By David White
Two
decisions handed down by the Supreme Judicial Court in early March, 1999,
demonstrate the wide variety of techniques used by the court when
interpreting statutes. Though separated by just one day, the two cases
represent the opposite poles of statutory interpretation despite clear
statutory language in each case. Both cases yielded similar results: The
insurers' arguments were accepted, and longstanding practices in the field
of personal injury were drastically altered.
The
two cases were Pierce v. Christmas Tree Shops, 429 Mass. 91 (1999)
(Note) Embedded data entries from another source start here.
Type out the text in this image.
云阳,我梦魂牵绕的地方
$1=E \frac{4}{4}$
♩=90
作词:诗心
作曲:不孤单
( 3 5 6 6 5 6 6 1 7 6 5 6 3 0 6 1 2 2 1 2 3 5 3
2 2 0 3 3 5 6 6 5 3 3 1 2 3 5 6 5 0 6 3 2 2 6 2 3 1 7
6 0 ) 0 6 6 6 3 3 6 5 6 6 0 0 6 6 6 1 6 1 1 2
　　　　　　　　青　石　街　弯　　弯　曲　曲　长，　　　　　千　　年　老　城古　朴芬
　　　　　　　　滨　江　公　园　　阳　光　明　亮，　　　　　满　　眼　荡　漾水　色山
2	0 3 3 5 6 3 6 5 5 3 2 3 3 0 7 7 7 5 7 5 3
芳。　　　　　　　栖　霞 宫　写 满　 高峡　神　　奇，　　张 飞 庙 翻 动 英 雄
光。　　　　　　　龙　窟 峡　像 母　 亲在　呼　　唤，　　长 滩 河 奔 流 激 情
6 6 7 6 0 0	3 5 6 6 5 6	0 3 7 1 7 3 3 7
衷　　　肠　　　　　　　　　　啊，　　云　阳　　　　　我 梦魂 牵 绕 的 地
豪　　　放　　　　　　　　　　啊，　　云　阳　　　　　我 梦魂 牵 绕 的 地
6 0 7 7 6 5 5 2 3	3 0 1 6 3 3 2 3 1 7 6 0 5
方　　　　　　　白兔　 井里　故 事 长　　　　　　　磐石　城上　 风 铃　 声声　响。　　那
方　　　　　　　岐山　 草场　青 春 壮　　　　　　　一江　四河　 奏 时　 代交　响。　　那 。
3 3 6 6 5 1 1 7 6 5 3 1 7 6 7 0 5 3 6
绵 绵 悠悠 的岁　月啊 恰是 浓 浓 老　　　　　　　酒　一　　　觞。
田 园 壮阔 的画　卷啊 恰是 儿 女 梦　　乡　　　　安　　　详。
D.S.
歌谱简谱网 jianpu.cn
and Dominguez v. Liberty Mutual Insurance Company, 429 Mass. 112
(1999). The Pierce case concerned the interpretation of the medical
lien statute, and the Dominguez case concerned the interpretation of
the personal injury protection statute.
No
Imagination Required. In Pierce, the court made short work
of plaintiff's contention that she was entitled to a reduction of a medical
care lien under G.L. c. 111, § 70A-70D. The underlying facts were
straightforward. Ms. Pierce suffered personal injury while shopping at the defendant's
premises as a result of the defendant's negligence. She incurred significant medical bills, which were paid by her
medical provider, Harvard Pilgrim Health Care of New England. The case
settled shortly before trial.
Difficulties arose when the medical insurer refused to accede to plaintiff's
request for a reduction of the lien. Plaintiff filed a motion in Superior
Court for determination of the lien amount, and the judge determined that
HPHC should bear a proportional share of the attorney's fees, namely
one-third as provided by the plaintiff's contingent fee agreement.
Of
course, this result was in harmony with common practice among plaintiffs and
medical lien holders; plaintiff's counsel typically requested and received
reductions in the liens of insurers and hospitals. These reductions were in
consideration of the work performed by plaintiff's counsel, as well as in
consideration of the fact that a compromise of the lien was often the
necessary ingredient to allow the case to settle, guaranteeing some measure
of satisfaction to all. Equitable principals were at work as well. Lien
holders recognized that fees were incurred to recover on their behalf. As
with workers' compensation liens (G.L. c. 152, § 15) and Medicare liens 42
C.F.R. § 411.37, which provide a specific statutory framework for
sharing attorney's fees, medical lien holders consistently recognized the
equitable duty to share the burden of counsel fees.
The
equitable considerations had no sway with the Supreme Judicial Court.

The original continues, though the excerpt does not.